The IT filetype stands as a classic format within the digital audio community, known mainly for its association with tracker music. The Impulse Tracker Module file, designated by the .it extension, was developed by Jeffrey Lim in the mid-1990s as a sequence of patterns or tracks that align to produce music. IT files are a successor to the MOD and S3M formats, popular among amateur and professional musicians for creating complex audio compositions.
Emerging during the era of home computer revolutions, the IT format captured the creativity of a generation experimenting with digital sounds. The format allowed users to manipulate note patterns, instrument samples, and effects, all within a compact file, encouraging the sharing of music across the burgeoning internet.
Understanding IT Files
IT files work by storing note data, samples, and other musical information in a manner that resembles traditional music sheets, but with a digital twist. They are renowned for their lean storage approach, allowing for high levels of compression without compromising sound quality. This attribute made them particularly attractive for video game development and online distribution.
Programs like ModPlug Tracker, OpenMPT, and Schism Tracker offer native support for the IT format, providing extensive tools for editing and playback.

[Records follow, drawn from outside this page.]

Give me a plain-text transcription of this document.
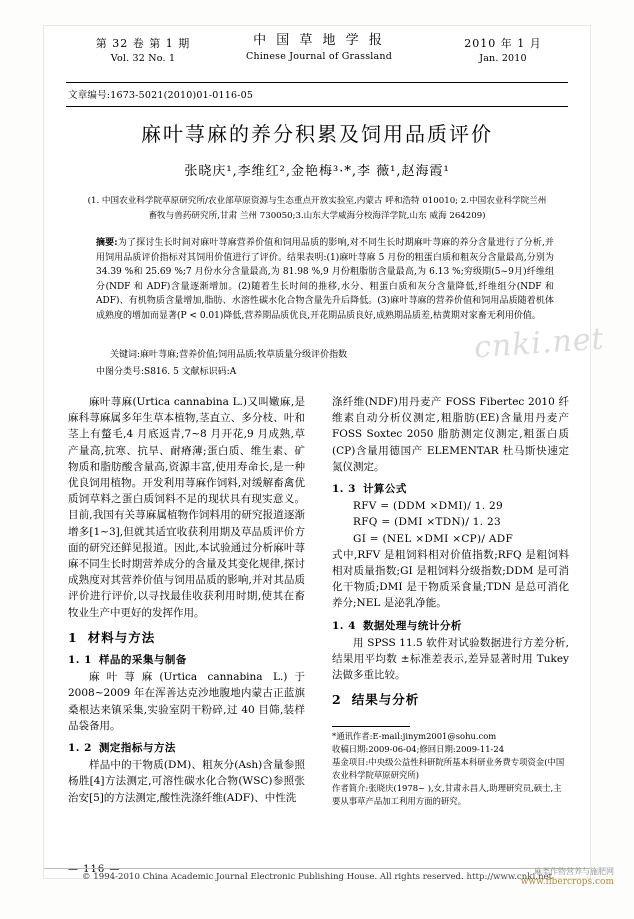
第 32 卷 第 1 期
Vol. 32 No. 1
中 国 草 地 学 报
Chinese Journal of Grassland
2010 年 1 月
Jan. 2010
文章编号:1673-5021(2010)01-0116-05
麻叶荨麻的养分积累及饲用品质评价
张晓庆¹,李维红²,金艳梅³·*,李 薇¹,赵海霞¹
(1. 中国农业科学院草原研究所/农业部草原资源与生态重点开放实验室,内蒙古 呼和浩特 010010; 2.中国农业科学院兰州畜牧与兽药研究所,甘肃 兰州 730050;3.山东大学威海分校海洋学院,山东 威海 264209)
摘要:为了探讨生长时间对麻叶荨麻营养价值和饲用品质的影响,对不同生长时期麻叶荨麻的养分含量进行了分析,并用饲用品质评价指标对其饲用价值进行了评价。结果表明:(1)麻叶荨麻 5 月份的粗蛋白质和粗灰分含量最高,分别为 34.39 %和 25.69 %;7 月份水分含量最高,为 81.98 %,9 月份粗脂肪含量最高,为 6.13 %;穷级期(5~9月)纤维组分(NDF 和 ADF)含量逐渐增加。(2)随着生长时间的推移,水分、粗蛋白质和灰分含量降低,纤维组分(NDF 和 ADF)、有机物质含量增加,脂肪、水溶性碳水化合物含量先升后降低。(3)麻叶荨麻的营养价值和饲用品质随着机体成熟度的增加而显著(P < 0.01)降低,营养期品质优良,开花期品质良好,成熟期品质差,枯黄期对家畜无利用价值。
关键词:麻叶荨麻;营养价值;饲用品质;牧草质量分级评价指数
中图分类号:S816. 5 文献标识码:A

麻叶荨麻(Urtica cannabina L.)又叫嫩麻,是麻科荨麻属多年生草本植物,茎直立、多分枝、叶和茎上有螫毛,4 月底返青,7~8 月开花,9 月成熟,草产量高,抗寒、抗旱、耐瘠薄;蛋白质、维生素、矿物质和脂肪酸含量高,资源丰富,使用寿命长,是一种优良饲用植物。开发利用荨麻作饲料,对缓解畜禽优质饲草料之蛋白质饲料不足的现状具有现实意义。目前,我国有关荨麻属植物作饲料用的研究报道逐渐增多[1~3],但就其适宜收获利用期及草品质评价方面的研究还鲜见报道。因此,本试验通过分析麻叶荨麻不同生长时期营养成分的含量及其变化规律,探讨成熟度对其营养价值与饲用品质的影响,并对其品质评价进行评价,以寻找最佳收获利用时期,使其在畜牧业生产中更好的发挥作用。

1 材料与方法
1. 1 样品的采集与制备

麻叶荨麻(Urtica cannabina L.)于 2008~2009 年在浑善达克沙地腹地内蒙古正蓝旗桑根达来镇采集,实验室阴干粉碎,过 40 目筛,装样品袋备用。

1. 2 测定指标与方法

样品中的干物质(DM)、粗灰分(Ash)含量参照杨胜[4]方法测定,可溶性碳水化合物(WSC)参照张治安[5]的方法测定,酸性洗涤纤维(ADF)、中性洗

涤纤维(NDF)用丹麦产 FOSS Fibertec 2010 纤维素自动分析仪测定,粗脂肪(EE)含量用丹麦产 FOSS Soxtec 2050 脂肪测定仪测定,粗蛋白质(CP)含量用德国产 ELEMENTAR 杜马斯快速定氮仪测定。

1. 3 计算公式

RFV = (DDM ×DMI)/ 1. 29

RFQ = (DMI ×TDN)/ 1. 23

GI = (NEL ×DMI ×CP)/ ADF

式中,RFV 是粗饲料相对价值指数;RFQ 是粗饲料相对质量指数;GI 是粗饲料分级指数;DDM 是可消化干物质;DMI 是干物质采食量;TDN 是总可消化养分;NEL 是泌乳净能。

1. 4 数据处理与统计分析

用 SPSS 11.5 软件对试验数据进行方差分析,结果用平均数 ±标准差表示,差异显著时用 Tukey 法做多重比较。

2 结果与分析

*通讯作者:E-mail:jinym2001@sohu.com

收稿日期:2009-06-04;修回日期:2009-11-24

基金项目:中央级公益性科研院所基本科研业务费专项资金(中国农业科学院草原研究所)

作者简介:张晓庆(1978~ ),女,甘肃永昌人,助理研究员,硕士,主要从事草产品加工利用方面的研究。

— 116 —
cnki.net
© 1994-2010 China Academic Journal Electronic Publishing House. All rights reserved. http://www.cnki.net
麻类作物营养与施肥网
www.fibercrops.com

Various modern digital audio workstations (DAWs) also allow for IT file importation, enabling integration with advanced music production workflows.
Alternatives to IT Files
While the IT format had a tremendous impact, today, newer formats like MIDI, MP3, WAV, and project files from professional DAWs (e.g., Ableton Live, FL Studio) have largely superseded it. These newer filetypes offer more extensive support across devices, higher sound quality, and more comprehensive editing features, meeting the demands of today's music production industry.